Answer: Use the mean-response interval for planning expected workload, and the prediction interval for staffing risk. The prediction interval is wider because it includes week-to-week variability not removed by knowing \(x_0\).

15.4 Discussion and Common Errors

SLR models the mean response, not a deterministic law. The slope describes expected change in \(\mu_{Y\mid x}\), while individual outcomes vary around that mean with variance \(\sigma^2\).

A frequent error is confusing the confidence interval for \(\mu_{Y\mid x_0}\) with the prediction interval for \(Y_0\). The prediction interval must be wider and remains wide even when the fitted line is precise.

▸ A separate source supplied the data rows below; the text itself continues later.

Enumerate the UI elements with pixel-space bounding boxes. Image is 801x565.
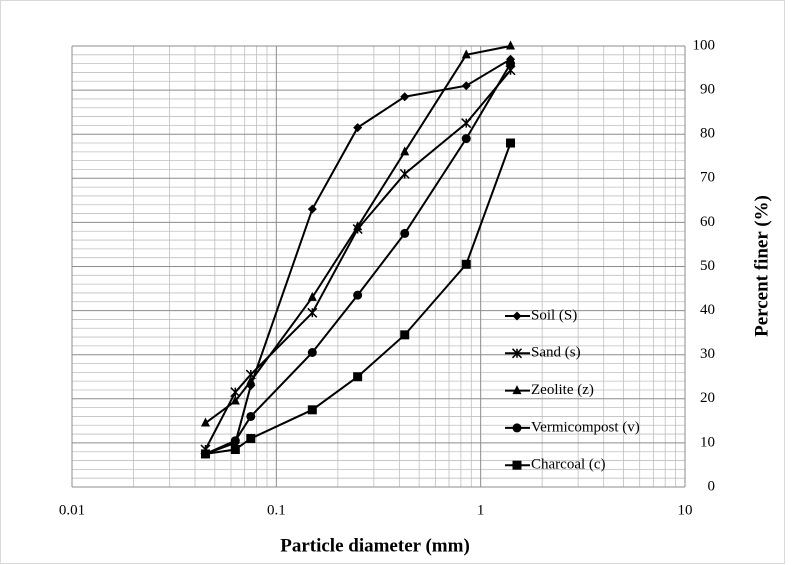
data-point	[307, 307, 318, 318]
data-point	[307, 204, 317, 214]
data-point	[230, 436, 240, 446]
legend-label: Vermicompost (v)	[531, 419, 640, 435]
data-point	[400, 146, 410, 156]
data-point	[461, 134, 471, 144]
series-line	[205, 58, 512, 455]
y-axis-title: Percent finer (%)	[751, 195, 772, 337]
legend-marker	[512, 460, 522, 470]
data-point	[506, 40, 516, 50]
data-point	[506, 138, 516, 148]
legend-marker	[512, 385, 522, 395]
y-tick-label: 40	[700, 302, 715, 318]
series-line	[204, 45, 511, 424]
x-tick-label: 0.1	[267, 502, 286, 518]
y-tick-label: 30	[700, 346, 715, 362]
chart-frame	[0, 0, 785, 564]
data-point	[200, 417, 210, 427]
legend-label: Charcoal (c)	[531, 457, 606, 473]
data-point	[506, 59, 516, 69]
legend-marker	[511, 348, 523, 359]
data-point	[461, 259, 471, 269]
x-tick-label: 10	[678, 502, 693, 518]
legend-label: Sand (s)	[531, 345, 581, 361]
data-point	[230, 445, 240, 455]
data-point	[353, 290, 363, 300]
y-tick-label: 90	[700, 82, 715, 98]
data-point	[230, 395, 240, 405]
x-tick-label: 1	[477, 502, 485, 518]
y-tick-label: 60	[700, 214, 715, 230]
data-point	[353, 123, 363, 133]
data-point	[461, 118, 472, 129]
data-point	[400, 228, 410, 238]
data-point	[353, 221, 363, 231]
y-tick-label: 50	[700, 258, 715, 274]
legend-marker	[512, 311, 522, 321]
data-point	[246, 375, 256, 385]
data-point	[399, 168, 410, 179]
y-tick-label: 100	[693, 37, 716, 53]
y-tick-label: 10	[700, 434, 715, 450]
y-tick-label: 0	[708, 478, 716, 494]
data-point	[461, 81, 471, 91]
legend-marker	[512, 423, 522, 433]
legend-label: Soil (S)	[531, 307, 577, 323]
x-axis-title: Particle diameter (mm)	[280, 535, 470, 556]
data-point	[400, 92, 410, 102]
data-point	[353, 372, 363, 382]
data-point	[307, 347, 317, 357]
y-tick-label: 70	[700, 170, 715, 186]
y-tick-label: 80	[700, 126, 715, 142]
x-tick-label: 0.01	[59, 502, 85, 518]
data-point	[200, 449, 210, 459]
data-point	[246, 433, 256, 443]
legend-label: Zeolite (z)	[531, 382, 594, 398]
data-point	[461, 49, 471, 59]
y-tick-label: 20	[700, 390, 715, 406]
data-point	[230, 387, 241, 398]
data-point	[246, 411, 256, 421]
data-point	[307, 291, 317, 301]
data-point	[307, 405, 317, 415]
series-line	[205, 63, 512, 455]
data-point	[400, 330, 410, 340]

Extrapolation is risky even with high \(R^2\). Uncertainty increases away from \(\bar{x}\), and model validity outside the observed range is not guaranteed.

Residual patterns should drive action: curvature suggests a missing nonlinear term, a funnel suggests non-constant variance, and extreme points suggest outlier or influence concerns. When assumption failures appear, revise the model or the measurement/design rather than relying on fragile p-values.

Regression does not by itself establish causation. When \(x\) is not controlled experimentally, interpret the slope as association in a conditional-mean model, not as a causal effect.

15.5 Summary

Simple linear regression models the conditional mean response

\[\mu_{Y\mid x}=\beta_0+\beta_1x\]

and estimates parameters by least squares. Residuals and SSE yield an estimate of the error variance via

\[s^2=\mathrm{SSE}/(n-2).\]

Inference for the slope uses a t distribution with \(n-2\) degrees of freedom, producing confidence intervals and hypothesis tests. Regression also supports two distinct interval types: confidence intervals for the mean response and wider prediction intervals for individual future outcomes.

The module closes with residual diagnostics to assess whether linearity, constant variance, and approximate Normality are plausible enough for the intended inference and prediction.